Por Elisabetta Recine e Ana Carolina Feldenheimer*

Membros da Aliança em reunião com o diretor de Regulação da Anvisa, Renato Porto.

Na última quarta-feira de fevereiro (28/02), membros da Aliança pela Alimentação Adequada e Saudável, representantes de movimentos e organizações da sociedade civil da área da saúde e nutrição, estiveram reunidos com o Diretor de Regulação da Agência Nacional de Vigilância Sanitária (Anvisa), Renato Porto.

A reunião teve como objetivo esclarecer o processo de revisão da regulação da rotulagem nutricional e o papel da Diretoria de Regulação neste processo. No encontro, Porto afirmou que a participação da Diretoria adicionará a análise de impacto regulatório, garantindo que a decisão da Agência se dê considerando, prioritariamente, a perspectiva técnica e científica do tema.

Foram solicitados esclarecimentos ao Diretor a respeito dos prazos para a análise dos estudos sobre entendimento, por parte da população, das diferentes propostas de rotulagem que foram entregues à Anvisa e das próximas etapas, incluindo a consulta pública. Porto ponderou que ainda não avaliou o processo e, portanto, não tem uma posição tomada. É importante lembrar que quando relator do processo histórico de regulação das informações sobre alergênicos nos rótulos de produtos e bebidas industrializados, ele colocou-se em defesa do direito à informação como instrumento dos consumidores para escolhas conscientes e informadas.

Se existe um consenso entre os atores envolvidos na discussão da rotulagem é de que atualmente as embalagens mais confundem do que informam o consumidor. A pergunta que se coloca, então, é: se temos elementos consistentes para aprimorar a rotulagem, por que ainda não o fizemos? Quais são os interesses que atrasam estas medidas? Até quando milhões de consumidores que frequentam diariamente os mercados comprarão alimentos industrializados sem as informações que necessitam para fazer escolhas  informadas? E de quem é a responsabilidade pela situação de desrespeito ao direito básico à informação?

Do lado da indústria, sabemos que o que norteia seus interesses não é a defesa da saúde pública, afinal, são eles que produzem a maioria dos produtos que hoje são os responsáveis pelo aumento global dos casos de excesso de peso e de doenças crônicas como diabetes e hipertensão. Produtos cujo consumo é estimulado pelos milhões de reais em publicidade que promove atributos que induzem escolhas alimentares que comprometem a saúde da população, especialmente a das crianças.
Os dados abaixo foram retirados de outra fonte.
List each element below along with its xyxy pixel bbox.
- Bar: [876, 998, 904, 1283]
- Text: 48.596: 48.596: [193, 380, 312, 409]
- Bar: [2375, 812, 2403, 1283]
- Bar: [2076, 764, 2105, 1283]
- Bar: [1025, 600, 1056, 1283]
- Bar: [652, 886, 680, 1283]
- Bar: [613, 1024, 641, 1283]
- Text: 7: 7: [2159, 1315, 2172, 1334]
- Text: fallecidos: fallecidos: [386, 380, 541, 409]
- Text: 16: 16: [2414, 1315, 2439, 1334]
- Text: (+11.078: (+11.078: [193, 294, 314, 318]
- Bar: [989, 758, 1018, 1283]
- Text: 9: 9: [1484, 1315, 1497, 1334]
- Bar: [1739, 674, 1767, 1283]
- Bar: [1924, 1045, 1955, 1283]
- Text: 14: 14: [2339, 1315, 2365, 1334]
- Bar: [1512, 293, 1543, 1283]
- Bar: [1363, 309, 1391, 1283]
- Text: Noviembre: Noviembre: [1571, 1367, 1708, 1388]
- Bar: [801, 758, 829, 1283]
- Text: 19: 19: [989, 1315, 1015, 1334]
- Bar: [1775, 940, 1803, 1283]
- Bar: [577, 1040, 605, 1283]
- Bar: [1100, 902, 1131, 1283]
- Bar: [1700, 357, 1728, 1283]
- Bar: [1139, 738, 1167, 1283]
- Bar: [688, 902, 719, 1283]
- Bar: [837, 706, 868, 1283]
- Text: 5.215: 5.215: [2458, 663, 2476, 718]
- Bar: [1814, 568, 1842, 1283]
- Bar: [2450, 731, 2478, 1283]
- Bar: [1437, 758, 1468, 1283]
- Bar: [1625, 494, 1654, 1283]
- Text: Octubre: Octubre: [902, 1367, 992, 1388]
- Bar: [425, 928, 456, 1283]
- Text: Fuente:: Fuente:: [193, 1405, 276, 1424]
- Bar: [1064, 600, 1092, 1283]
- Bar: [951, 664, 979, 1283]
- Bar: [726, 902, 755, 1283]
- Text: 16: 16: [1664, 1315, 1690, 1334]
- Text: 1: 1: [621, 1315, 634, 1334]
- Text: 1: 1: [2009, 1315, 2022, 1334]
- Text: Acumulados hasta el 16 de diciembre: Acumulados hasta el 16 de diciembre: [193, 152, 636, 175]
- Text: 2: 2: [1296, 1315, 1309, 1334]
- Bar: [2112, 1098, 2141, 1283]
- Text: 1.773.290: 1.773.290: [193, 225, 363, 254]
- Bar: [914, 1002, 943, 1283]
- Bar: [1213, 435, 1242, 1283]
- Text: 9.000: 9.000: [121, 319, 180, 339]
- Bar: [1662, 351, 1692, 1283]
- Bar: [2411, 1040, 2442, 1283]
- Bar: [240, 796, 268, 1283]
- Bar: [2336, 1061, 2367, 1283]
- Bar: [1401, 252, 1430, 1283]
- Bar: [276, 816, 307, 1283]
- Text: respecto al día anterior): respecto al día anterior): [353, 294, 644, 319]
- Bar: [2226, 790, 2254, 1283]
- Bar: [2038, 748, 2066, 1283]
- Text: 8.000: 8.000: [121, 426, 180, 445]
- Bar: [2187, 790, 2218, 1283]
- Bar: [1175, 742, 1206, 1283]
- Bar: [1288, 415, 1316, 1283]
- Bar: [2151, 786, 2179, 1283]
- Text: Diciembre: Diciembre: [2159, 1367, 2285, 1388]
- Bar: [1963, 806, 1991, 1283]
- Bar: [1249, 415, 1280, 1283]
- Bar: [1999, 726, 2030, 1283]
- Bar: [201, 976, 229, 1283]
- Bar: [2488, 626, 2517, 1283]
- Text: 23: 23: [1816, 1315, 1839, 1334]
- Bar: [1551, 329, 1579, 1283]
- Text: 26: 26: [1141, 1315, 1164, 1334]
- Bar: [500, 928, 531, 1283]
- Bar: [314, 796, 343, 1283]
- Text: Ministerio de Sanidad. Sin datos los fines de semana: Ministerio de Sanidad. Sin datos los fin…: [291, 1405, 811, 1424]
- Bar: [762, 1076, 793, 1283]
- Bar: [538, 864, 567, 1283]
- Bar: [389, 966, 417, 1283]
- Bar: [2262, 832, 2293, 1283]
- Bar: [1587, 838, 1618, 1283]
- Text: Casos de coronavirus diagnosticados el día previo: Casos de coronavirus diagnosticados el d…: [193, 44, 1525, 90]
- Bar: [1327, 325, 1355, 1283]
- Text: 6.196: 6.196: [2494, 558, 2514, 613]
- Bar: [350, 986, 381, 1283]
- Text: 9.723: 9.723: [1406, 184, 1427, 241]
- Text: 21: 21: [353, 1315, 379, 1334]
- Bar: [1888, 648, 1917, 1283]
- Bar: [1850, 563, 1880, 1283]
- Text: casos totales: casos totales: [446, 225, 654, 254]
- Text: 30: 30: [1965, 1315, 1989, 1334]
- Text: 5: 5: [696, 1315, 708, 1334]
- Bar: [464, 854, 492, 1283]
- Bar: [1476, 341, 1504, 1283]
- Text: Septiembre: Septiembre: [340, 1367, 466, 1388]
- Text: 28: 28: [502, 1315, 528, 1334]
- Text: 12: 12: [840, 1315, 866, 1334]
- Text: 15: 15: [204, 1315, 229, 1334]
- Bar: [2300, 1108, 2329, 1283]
Uma decisão no Brasil que coloque a saúde pública em primeiro lugar em detrimento de outros interesses elevará o país a uma condição de referência mundial no controle das doenças crônicas não transmissíveis. Permitindo que as pessoas possam fazer escolhas conscientes sobre o seu consumo, a Anvisa reafirma e reforça seu mandato em defesa da saúde pública. Por outro lado, uma decisão que mantenha a desinformação promovida pela indústria de alimentos não só será amplamente questionada e seus motivos escrutinados, como jogará água no moinho da perda de legitimidade regulatória da Agência.

A Aliança pela Alimentação Adequada e Saudável participa dos debates sobre rotulagem nutricional e já apresentou diversos estudos que comprovam a eficácia e superioridade do sistema de alertas nas embalagens, mas está consciente de que  não é a panaceia para a resolução dos problemas de saúde. De forma complementar, defendemos outras medidas que vão desde a adoção de alimentação saudável nas escolas, políticas de desestímulo ao consumo de bebidas adoçadas, restrições da publicidade de produtos danosos à saúde, educação alimentar e nutricional e outras que ampliem a produção, disponibilidade, acesso e consumo de alimentos  adequados e saudáveis.

*Elisabetta Recine é professora do Departamento de Nutrição da Faculdade de Ciências da Saúde da Universidade de Brasília e presidente do Conselho Nacional de Segurança Alimentar e Nutricional (Consea) e Ana Carolina Feldenheimer é professora do Departamento de Nutrição Social da Universidade do Estado do Rio de Janeiro. Ambas fazem parte do Comitê Gestor da Aliança pela Alimentação Adequada e Saudável.